Nachdem sie weitere zehn Minuten in diesem Stil diskutiert hatten, verließ Charles die Anwaltskanzlei in der Alvarez Street und wünschte sich, er wäre zu Hause geblieben. Als er auf den Fußweg trat, war er sofort von einer Schar Reporter umlagert, von denen er einige sehr gut kannte.

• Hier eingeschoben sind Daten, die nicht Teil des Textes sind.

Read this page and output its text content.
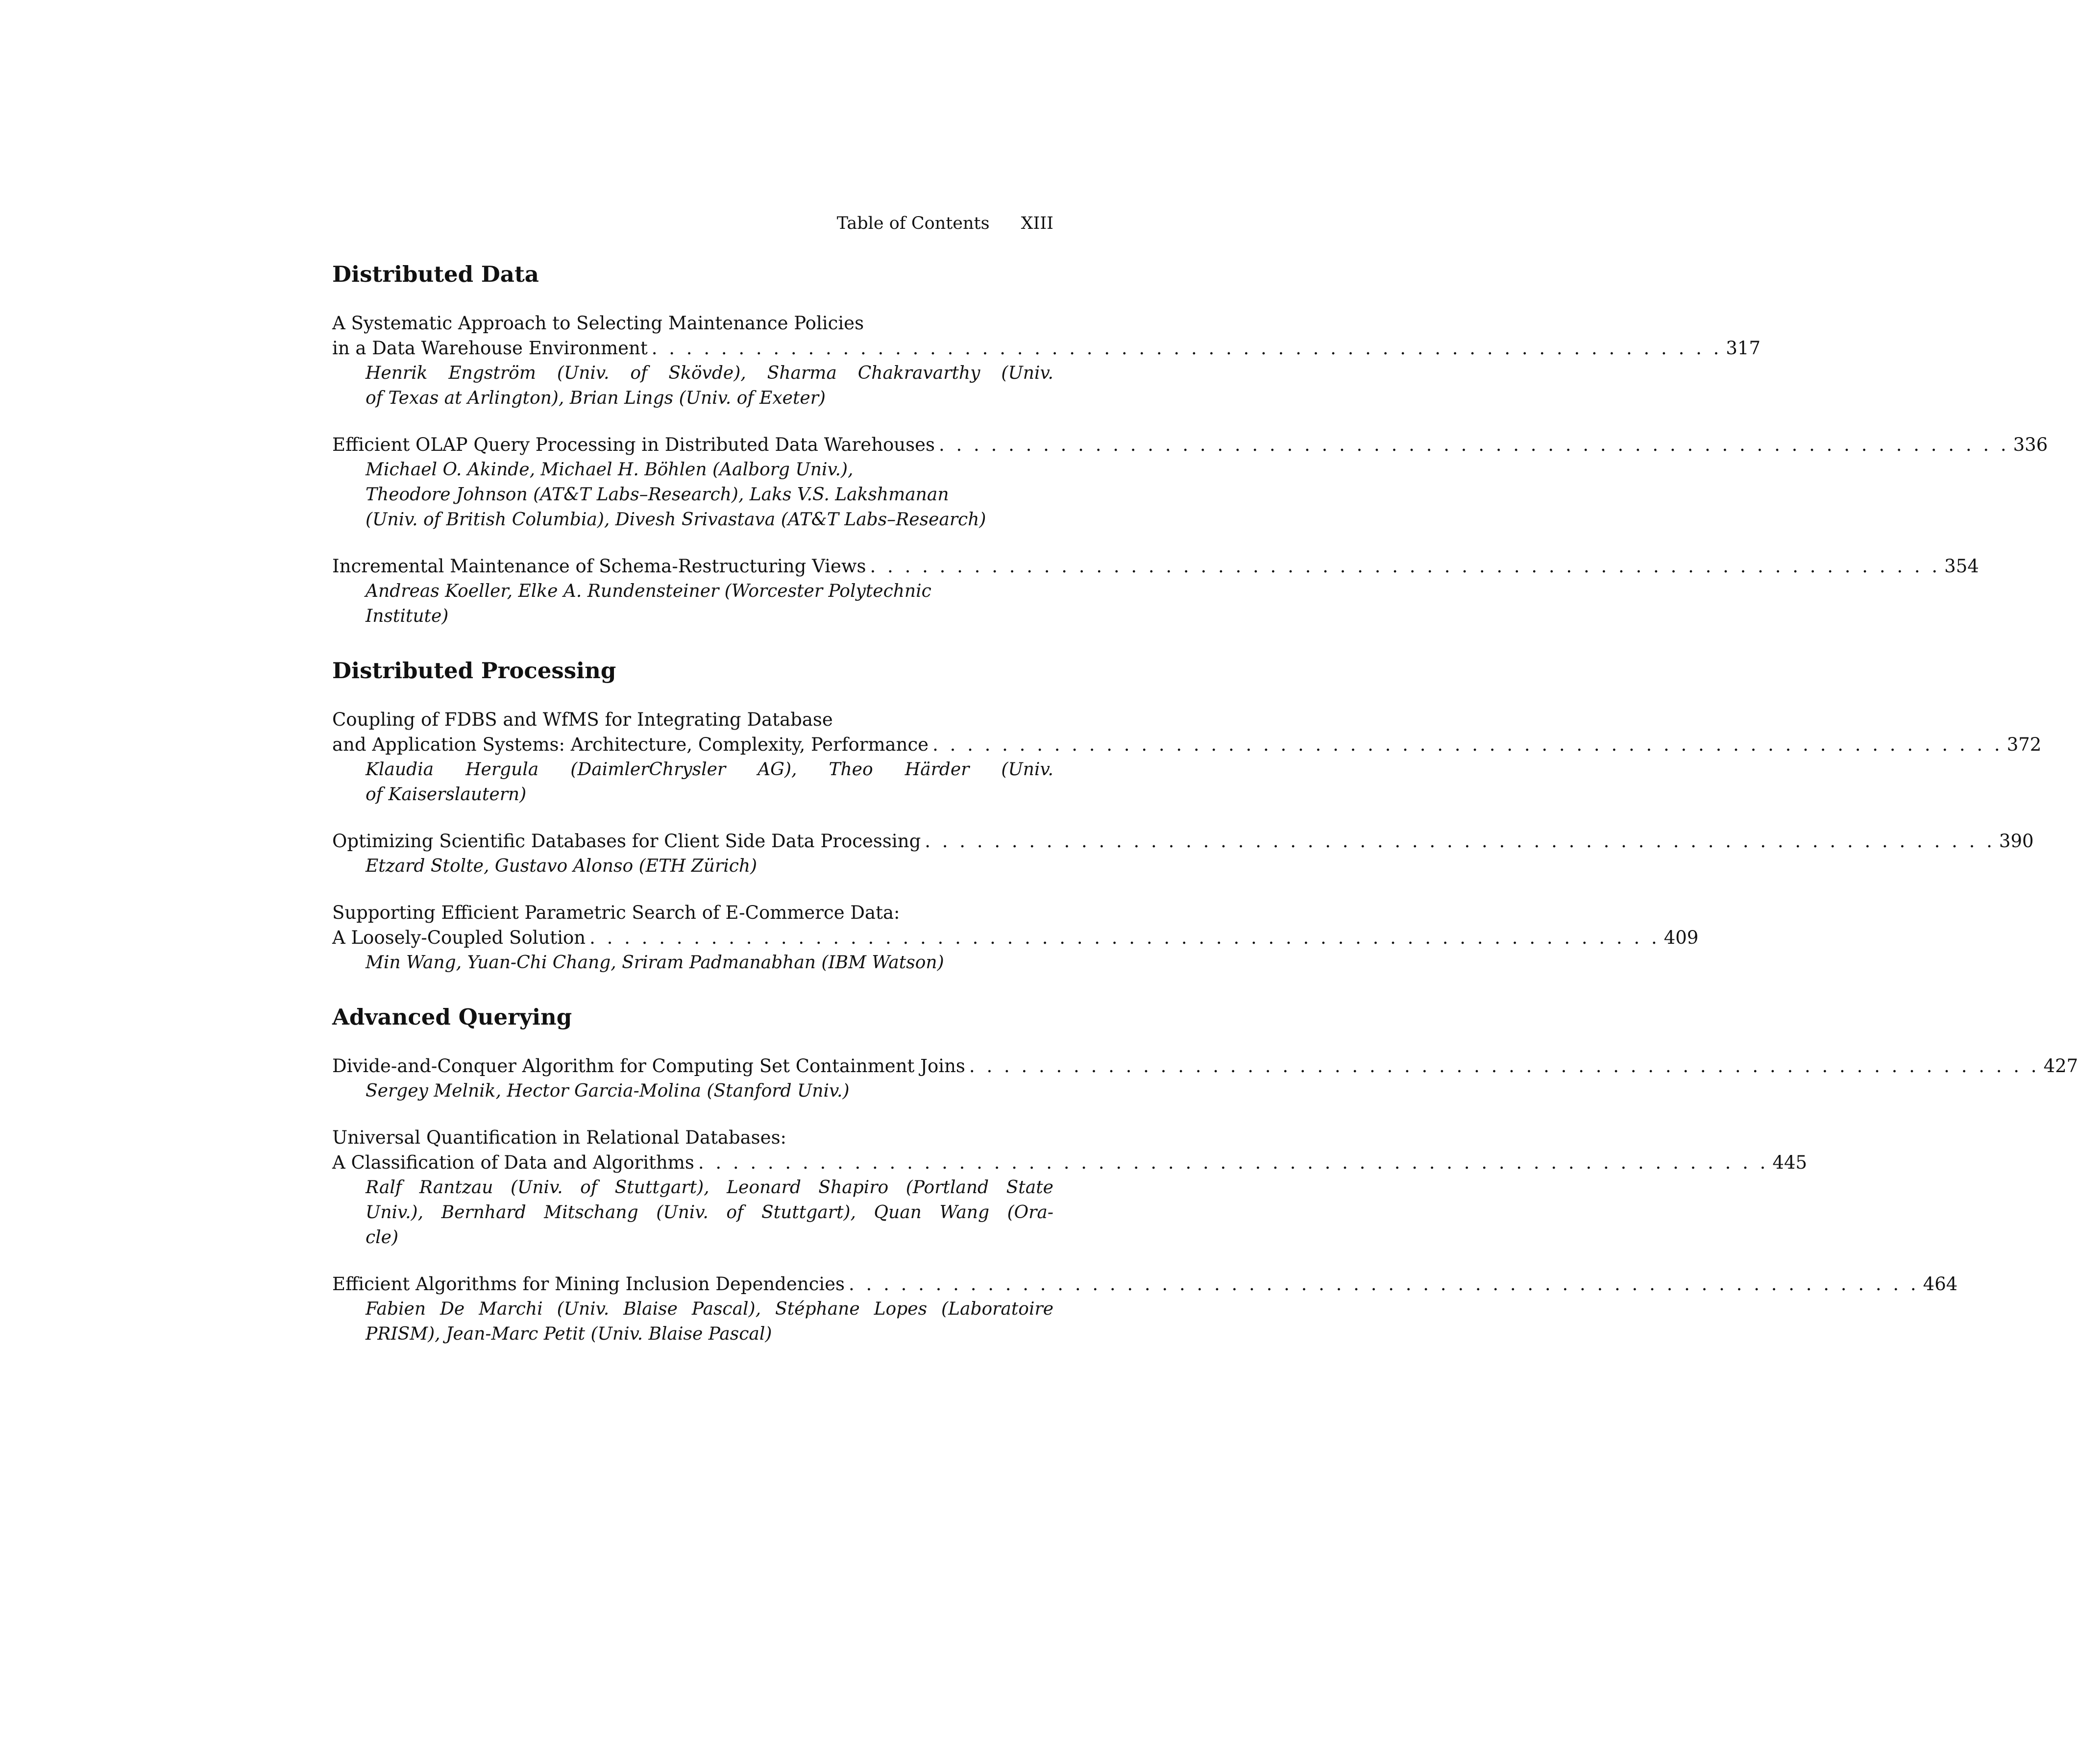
Table of Contents XIII
Distributed Data
A Systematic Approach to Selecting Maintenance Policies
in a Data Warehouse Environment . . . . . . . . . . . . . . . . . . . . . . . . . . . . . . . . . . . . . . . . . . . . . . . . . . . . . . . . . . . . . . 317
Henrik Engström (Univ. of Skövde), Sharma Chakravarthy (Univ.
of Texas at Arlington), Brian Lings (Univ. of Exeter)
Efficient OLAP Query Processing in Distributed Data Warehouses . . . . . . . . . . . . . . . . . . . . . . . . . . . . . . . . . . . . . . . . . . . . . . . . . . . . . . . . . . . . . . 336
Michael O. Akinde, Michael H. Böhlen (Aalborg Univ.),
Theodore Johnson (AT&T Labs–Research), Laks V.S. Lakshmanan
(Univ. of British Columbia), Divesh Srivastava (AT&T Labs–Research)
Incremental Maintenance of Schema-Restructuring Views . . . . . . . . . . . . . . . . . . . . . . . . . . . . . . . . . . . . . . . . . . . . . . . . . . . . . . . . . . . . . . 354
Andreas Koeller, Elke A. Rundensteiner (Worcester Polytechnic
Institute)
Distributed Processing
Coupling of FDBS and WfMS for Integrating Database
and Application Systems: Architecture, Complexity, Performance . . . . . . . . . . . . . . . . . . . . . . . . . . . . . . . . . . . . . . . . . . . . . . . . . . . . . . . . . . . . . . 372
Klaudia Hergula (DaimlerChrysler AG), Theo Härder (Univ.
of Kaiserslautern)
Optimizing Scientific Databases for Client Side Data Processing . . . . . . . . . . . . . . . . . . . . . . . . . . . . . . . . . . . . . . . . . . . . . . . . . . . . . . . . . . . . . . 390
Etzard Stolte, Gustavo Alonso (ETH Zürich)
Supporting Efficient Parametric Search of E-Commerce Data:
A Loosely-Coupled Solution . . . . . . . . . . . . . . . . . . . . . . . . . . . . . . . . . . . . . . . . . . . . . . . . . . . . . . . . . . . . . . 409
Min Wang, Yuan-Chi Chang, Sriram Padmanabhan (IBM Watson)
Advanced Querying
Divide-and-Conquer Algorithm for Computing Set Containment Joins . . . . . . . . . . . . . . . . . . . . . . . . . . . . . . . . . . . . . . . . . . . . . . . . . . . . . . . . . . . . . . 427
Sergey Melnik, Hector Garcia-Molina (Stanford Univ.)
Universal Quantification in Relational Databases:
A Classification of Data and Algorithms . . . . . . . . . . . . . . . . . . . . . . . . . . . . . . . . . . . . . . . . . . . . . . . . . . . . . . . . . . . . . . 445
Ralf Rantzau (Univ. of Stuttgart), Leonard Shapiro (Portland State
Univ.), Bernhard Mitschang (Univ. of Stuttgart), Quan Wang (Ora-
cle)
Efficient Algorithms for Mining Inclusion Dependencies . . . . . . . . . . . . . . . . . . . . . . . . . . . . . . . . . . . . . . . . . . . . . . . . . . . . . . . . . . . . . . 464
Fabien De Marchi (Univ. Blaise Pascal), Stéphane Lopes (Laboratoire
PRISM), Jean-Marc Petit (Univ. Blaise Pascal)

Froh über diese Gelegenheit, seinen Ansichten Ausdruck zu verleihen, blieb er auf der Türschwelle stehen, während sich Syd Rimer, ein Kolumnist des
San Francisco Star
, in die vorderste Reihe vorkämpfte.
“Mr. Bradshaw, was sagen Sie zu der Möglichkeit, dass
Gleic Éire
hinter dem Anschlag auf Ihren Sohn steht, also die Gruppe, die auch Ihre Tochter umgebracht hat?”
“Das ist eine lächerliche Annahme”, erwiderte Charles scharf. “Völlig unbegründet.”
“Wollen Sie damit sagen, dass die Polizei ihre Zeit verschwendet, wenn sie dieser Spur nachgeht?”
Charles erhob eine Hand. “Das habe ich nicht gesagt. Die Polizei macht nur ihre Arbeit, und dazu gehört es, jede Möglichkeit zu untersuchen. Aber was
mich
angeht, gibt es keinen Beweis, dass
Gleic Éire
darin verwickelt ist.”
“Aber Sie meinen, dass es genügend Beweise gegen Julia Bradshaw gibt?” fragte jemand.
Charles sah zu dem Reporter, der die letzte Frage gestellt hatte, und sah einen großen Mann mit Sonnenbrille und Boston-Red-Sox-Kappe. Er konnte ihn nicht erkennen, aber er wusste, dass er nicht aus der Gegend war. Kein Reporter aus Monterey würde es wagen, in diesem Ton mit ihm zu reden.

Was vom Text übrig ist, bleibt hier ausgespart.